In fact, it’s not a technical innovation at all.

At issue is a push by some residents of the unincorporated Naperville Country Estates subdivision to have sewer lines installed, and that has many of their neighbors up in arms.

Some residents of the 100-home subdivision of 1950s and ’60s ranches and bilevels near Diehl and Naperville Roads want to pay for sewers, but others say they are quite happy with the septic systems they have lived with for years and that sewers could be a huge waste of money–up to $1,000 a year for 15 years.

“There are a lot of people who live here who are retirees and living on fixed incomes,” said opponent Madeleine Crebs, 46. “Things here have been fine so far. We don’t really see the need to replace all this.”

But in a measure being considered by the DuPage County Board that has many, like Crebs, upset, homeowners would be forced to pay for sewers unless 51 percent of the homeowners and registered voters write letters to the county in opposition.

“If you don’t do anything at all, it’s counted as a yes vote,” said Ken Zenisek of the county’s Department of Environmental Concerns, staff agency overseeing the measure.

The county’s proposal, passed by the Public Works Committee, would create a special service area to build the sewers. The plan comes after three informal survey votes in the last two years in which residents opposed the proposal by 70 percent.

“When 70 percent are against it, it’s obvious the neighborhood doesn’t want it,” Crebs said.

But county leaders have decided to push forward with the plan despite the votes, in part because of continued pressure by other neighbors who support the sewers, including Ron Gorringe.

“Having sewers is just the thing you do in a civilized society,” he said. “It’s simple: When sewers become available, you hook into them.”

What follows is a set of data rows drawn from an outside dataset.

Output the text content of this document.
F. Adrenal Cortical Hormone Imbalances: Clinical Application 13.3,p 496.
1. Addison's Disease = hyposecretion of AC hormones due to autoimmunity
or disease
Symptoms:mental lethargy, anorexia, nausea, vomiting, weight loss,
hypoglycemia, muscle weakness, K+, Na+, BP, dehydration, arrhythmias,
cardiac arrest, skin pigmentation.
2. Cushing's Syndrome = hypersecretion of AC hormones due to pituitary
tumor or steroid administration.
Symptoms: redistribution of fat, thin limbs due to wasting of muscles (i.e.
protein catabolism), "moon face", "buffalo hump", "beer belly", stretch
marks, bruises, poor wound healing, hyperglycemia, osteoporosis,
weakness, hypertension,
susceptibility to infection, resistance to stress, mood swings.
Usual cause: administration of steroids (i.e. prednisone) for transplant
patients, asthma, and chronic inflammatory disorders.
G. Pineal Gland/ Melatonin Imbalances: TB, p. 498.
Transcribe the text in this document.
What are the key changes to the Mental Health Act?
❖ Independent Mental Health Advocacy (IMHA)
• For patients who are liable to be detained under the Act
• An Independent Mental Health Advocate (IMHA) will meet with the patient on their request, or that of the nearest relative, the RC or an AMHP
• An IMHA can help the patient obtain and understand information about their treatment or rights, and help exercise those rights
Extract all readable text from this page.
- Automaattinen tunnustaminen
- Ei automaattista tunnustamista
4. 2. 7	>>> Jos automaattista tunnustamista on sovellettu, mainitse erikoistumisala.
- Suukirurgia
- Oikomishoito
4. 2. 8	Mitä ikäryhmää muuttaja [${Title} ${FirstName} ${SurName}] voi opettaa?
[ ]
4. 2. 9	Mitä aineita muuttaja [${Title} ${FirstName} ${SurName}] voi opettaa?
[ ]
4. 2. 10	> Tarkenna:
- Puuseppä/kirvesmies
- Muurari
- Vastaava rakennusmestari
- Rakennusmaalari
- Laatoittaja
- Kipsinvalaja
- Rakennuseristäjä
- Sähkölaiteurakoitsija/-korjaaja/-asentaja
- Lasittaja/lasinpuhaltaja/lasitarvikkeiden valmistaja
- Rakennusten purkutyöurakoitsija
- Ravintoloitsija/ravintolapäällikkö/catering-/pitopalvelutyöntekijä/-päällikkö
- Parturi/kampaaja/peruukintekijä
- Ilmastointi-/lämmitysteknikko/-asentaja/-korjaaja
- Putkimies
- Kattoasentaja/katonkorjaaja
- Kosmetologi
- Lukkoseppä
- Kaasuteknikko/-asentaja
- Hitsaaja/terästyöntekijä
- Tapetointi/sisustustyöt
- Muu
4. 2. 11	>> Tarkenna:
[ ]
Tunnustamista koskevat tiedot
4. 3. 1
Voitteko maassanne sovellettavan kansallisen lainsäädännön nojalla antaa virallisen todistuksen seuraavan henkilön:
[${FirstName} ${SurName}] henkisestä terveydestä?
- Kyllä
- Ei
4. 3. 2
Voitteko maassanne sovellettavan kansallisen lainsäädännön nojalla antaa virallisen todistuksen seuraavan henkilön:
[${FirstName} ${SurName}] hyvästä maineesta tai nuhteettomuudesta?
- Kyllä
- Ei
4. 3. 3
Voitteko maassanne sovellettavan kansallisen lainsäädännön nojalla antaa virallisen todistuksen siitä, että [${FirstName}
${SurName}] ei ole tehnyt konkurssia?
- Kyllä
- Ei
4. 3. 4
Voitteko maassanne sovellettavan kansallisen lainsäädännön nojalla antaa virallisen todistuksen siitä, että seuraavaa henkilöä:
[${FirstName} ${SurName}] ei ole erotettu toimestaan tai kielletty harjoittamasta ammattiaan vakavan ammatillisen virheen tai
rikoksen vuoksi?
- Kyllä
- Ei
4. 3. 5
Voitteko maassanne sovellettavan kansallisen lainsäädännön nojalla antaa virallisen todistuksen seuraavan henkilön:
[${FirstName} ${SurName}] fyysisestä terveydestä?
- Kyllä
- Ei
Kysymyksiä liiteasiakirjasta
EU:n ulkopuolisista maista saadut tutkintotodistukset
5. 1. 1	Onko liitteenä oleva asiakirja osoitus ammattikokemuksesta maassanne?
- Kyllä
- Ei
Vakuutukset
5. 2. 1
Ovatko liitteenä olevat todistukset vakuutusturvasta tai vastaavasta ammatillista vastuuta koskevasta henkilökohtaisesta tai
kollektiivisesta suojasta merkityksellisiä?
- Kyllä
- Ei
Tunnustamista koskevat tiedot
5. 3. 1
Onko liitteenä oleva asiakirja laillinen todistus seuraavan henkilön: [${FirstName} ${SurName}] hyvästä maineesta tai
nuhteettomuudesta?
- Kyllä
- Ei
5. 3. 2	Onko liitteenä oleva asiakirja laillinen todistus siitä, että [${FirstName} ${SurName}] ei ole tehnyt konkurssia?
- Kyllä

Gorringe, a former Village of Lisle trustee and Republican Party committeeman, was the first to lead the effort for sewers in 1997 after a neighbor’s septic tank pump failed and waste seeped into a drainage ditch in the subdivision near his house.

“It is a health hazard,” he said. “And that was not the only incident.”

Other neighbors, Gorringe said, also became upset about the chance that more septic tanks would fail. He started a petition and turned in roughly 60 signatures from residents who said they were interested in following up on the possibility of installing the sewers.

But when the county told the residents the work could cost upward of $800,000–a figure that remains about the same today–homeowners said no.

A second attempt by Gorringe to install sewers in a smaller section of the subdivision also proved unsuccessful, as did a third, he said.

This fourth attempt does not include the entire Naperville Country Estates subdivision, Zenisek said.

If the County Board approves the vote for the special service area, Zenisek said, registered letters will go out to homeowners and registered voters living in the subdivision.

If the measure is rejected, Zenisek said, the proposal cannot be presented again for two years.

“If people are that much against it, they have to vote now,” he said. “Then it won’t be discussed for two years.”

Such a promise has Crebs and others who oppose the measure planning to go door to door reminding residents of how they voted in the three surveys.